Legendary Actions are no more complex than reactions, frankly they are simpler because they all have the same trigger (another creatures ends their turn). With reactions you lose granularity, aka the "2 action" abilities go away, unless they literally will have abilities that consume 2 reactions.

It also means that most boss monsters will never take OAs....I mean why consume your reaction on a simple attack when you get all the coolness of these super reactions. Conditions generally remove actions and reactions as well, so no real change there.

I'm just not sure how this is improving anything with boss monsters?
I think those two are reasons why they’re making the change.

Giving monsters reactions with different triggers explicitly opens up design space for them to make the monsters more interesting to run as a referee and fight as a player. It makes the feature more versatile and useful.

OAs ensure that combat remains static once people are “locked in” to melee…which makes for incredibly boring fights where everyone stands in the same place for fear of OAs and just boringly hack away at each other until someone dies.
 

Stalker0

Legend
Giving monsters reactions with different triggers explicitly opens up design space for them to make the monsters more interesting to run as a referee and fight as a player. It makes the feature more versatile and useful.
But they have this right now, its not like legendary monster didn't have reactions before. they had reactions for things it made sense to react to, and LAs for mainstay actions. Combining the systems jsut removes the granularity and now the DMs has to juggle a lot more reaction conditions.

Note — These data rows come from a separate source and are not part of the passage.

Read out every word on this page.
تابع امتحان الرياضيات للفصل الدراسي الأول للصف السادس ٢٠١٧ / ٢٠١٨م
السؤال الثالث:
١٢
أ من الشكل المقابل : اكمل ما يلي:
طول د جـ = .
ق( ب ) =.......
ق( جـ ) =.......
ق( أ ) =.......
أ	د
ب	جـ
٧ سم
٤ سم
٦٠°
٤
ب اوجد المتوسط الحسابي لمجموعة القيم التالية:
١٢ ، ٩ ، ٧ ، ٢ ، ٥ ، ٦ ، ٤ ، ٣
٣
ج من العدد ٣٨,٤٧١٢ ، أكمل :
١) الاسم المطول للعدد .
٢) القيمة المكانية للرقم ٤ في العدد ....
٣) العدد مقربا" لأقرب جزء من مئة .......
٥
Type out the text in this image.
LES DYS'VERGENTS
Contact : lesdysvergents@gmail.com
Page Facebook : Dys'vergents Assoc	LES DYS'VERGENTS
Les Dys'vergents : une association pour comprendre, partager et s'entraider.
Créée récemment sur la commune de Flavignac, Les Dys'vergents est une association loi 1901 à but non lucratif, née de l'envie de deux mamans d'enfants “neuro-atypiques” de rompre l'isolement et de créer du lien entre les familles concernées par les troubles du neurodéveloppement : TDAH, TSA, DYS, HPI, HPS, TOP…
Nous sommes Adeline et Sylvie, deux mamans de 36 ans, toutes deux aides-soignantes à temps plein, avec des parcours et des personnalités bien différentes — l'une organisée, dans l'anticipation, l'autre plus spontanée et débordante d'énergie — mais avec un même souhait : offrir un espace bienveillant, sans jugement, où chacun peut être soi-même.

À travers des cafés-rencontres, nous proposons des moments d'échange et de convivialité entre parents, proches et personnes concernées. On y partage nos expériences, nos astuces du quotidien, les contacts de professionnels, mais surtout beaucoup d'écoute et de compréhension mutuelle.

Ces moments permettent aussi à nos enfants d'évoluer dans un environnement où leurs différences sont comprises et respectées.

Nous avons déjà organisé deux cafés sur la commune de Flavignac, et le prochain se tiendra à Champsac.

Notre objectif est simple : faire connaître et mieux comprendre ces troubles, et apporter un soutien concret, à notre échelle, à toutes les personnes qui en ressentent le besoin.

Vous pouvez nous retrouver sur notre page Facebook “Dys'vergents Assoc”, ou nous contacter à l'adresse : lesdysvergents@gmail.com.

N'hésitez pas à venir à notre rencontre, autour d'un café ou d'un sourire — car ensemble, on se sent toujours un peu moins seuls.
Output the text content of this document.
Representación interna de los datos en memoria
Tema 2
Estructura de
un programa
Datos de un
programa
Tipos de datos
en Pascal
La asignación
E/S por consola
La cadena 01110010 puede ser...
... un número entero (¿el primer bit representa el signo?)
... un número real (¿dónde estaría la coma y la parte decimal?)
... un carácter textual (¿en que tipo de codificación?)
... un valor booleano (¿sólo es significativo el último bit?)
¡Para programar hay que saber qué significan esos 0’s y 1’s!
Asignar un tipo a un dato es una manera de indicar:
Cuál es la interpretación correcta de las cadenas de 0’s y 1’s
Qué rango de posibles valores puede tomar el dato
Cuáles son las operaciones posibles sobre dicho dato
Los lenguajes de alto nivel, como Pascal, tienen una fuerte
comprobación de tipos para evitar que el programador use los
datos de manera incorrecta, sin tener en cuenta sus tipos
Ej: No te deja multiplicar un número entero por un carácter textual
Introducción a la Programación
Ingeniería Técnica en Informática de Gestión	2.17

If before my LA forgot its reaction because I'm a human dm and forget things, ok not so bad. I would never forget the LAs because those were simple (when monster finishes this turn, check if I want to do an LA, rinse and repeat). But now if I forget the reactions, well then I'm missing out on a huge swath of the monsters power.
 

billd91

Not your screen monkey (he/him)
Giving monsters reactions with different triggers explicitly opens up design space for them to make the monsters more interesting to run as a referee and fight as a player. It makes the feature more versatile and useful.
Doesn't removing legendary actions, which aren't restricted to reactions to specific stimuli, also close down design space? Legendary actions can be pretty much anything.
 

overgeeked

B/X Known World
But they have this right now, its not like legendary monster didn't have reactions before. they had reactions for things it made sense to react to, and LAs for mainstay actions. Combining the systems jsut removes the granularity and now the DMs has to juggle a lot more reaction conditions.

If before my LA forgot its reaction because I'm a human dm and forget things, ok not so bad. I would never forget the LAs because those were simple (when monster finishes this turn, check if I want to do an LA, rinse and repeat). But now if I forget the reactions, well then I'm missing out on a huge swath of the monsters power.
So give your solo monsters a number of attacks equal to the number of PCs they’re facing. And count those “reactions” as just any other action by removing the trigger. It’s really not that hard.
 

It also means that most boss monsters will never take OAs....I mean why consume your reaction on a simple attack when you get all the coolness of these super reactions. Conditions generally remove actions and reactions as well, so no real change there.
I am interested in the new design. However, I did notice that there is no Opportunity Attack reaction in the Time Dragon statblock. While I assume that OA reactions will be covered at the beginning of the Monster Manual, I'm curious how they will word which "Actions" can be used for an Opportunity Attack. Are we to assume that it is the "Rend" action in the case of the Time Dragon?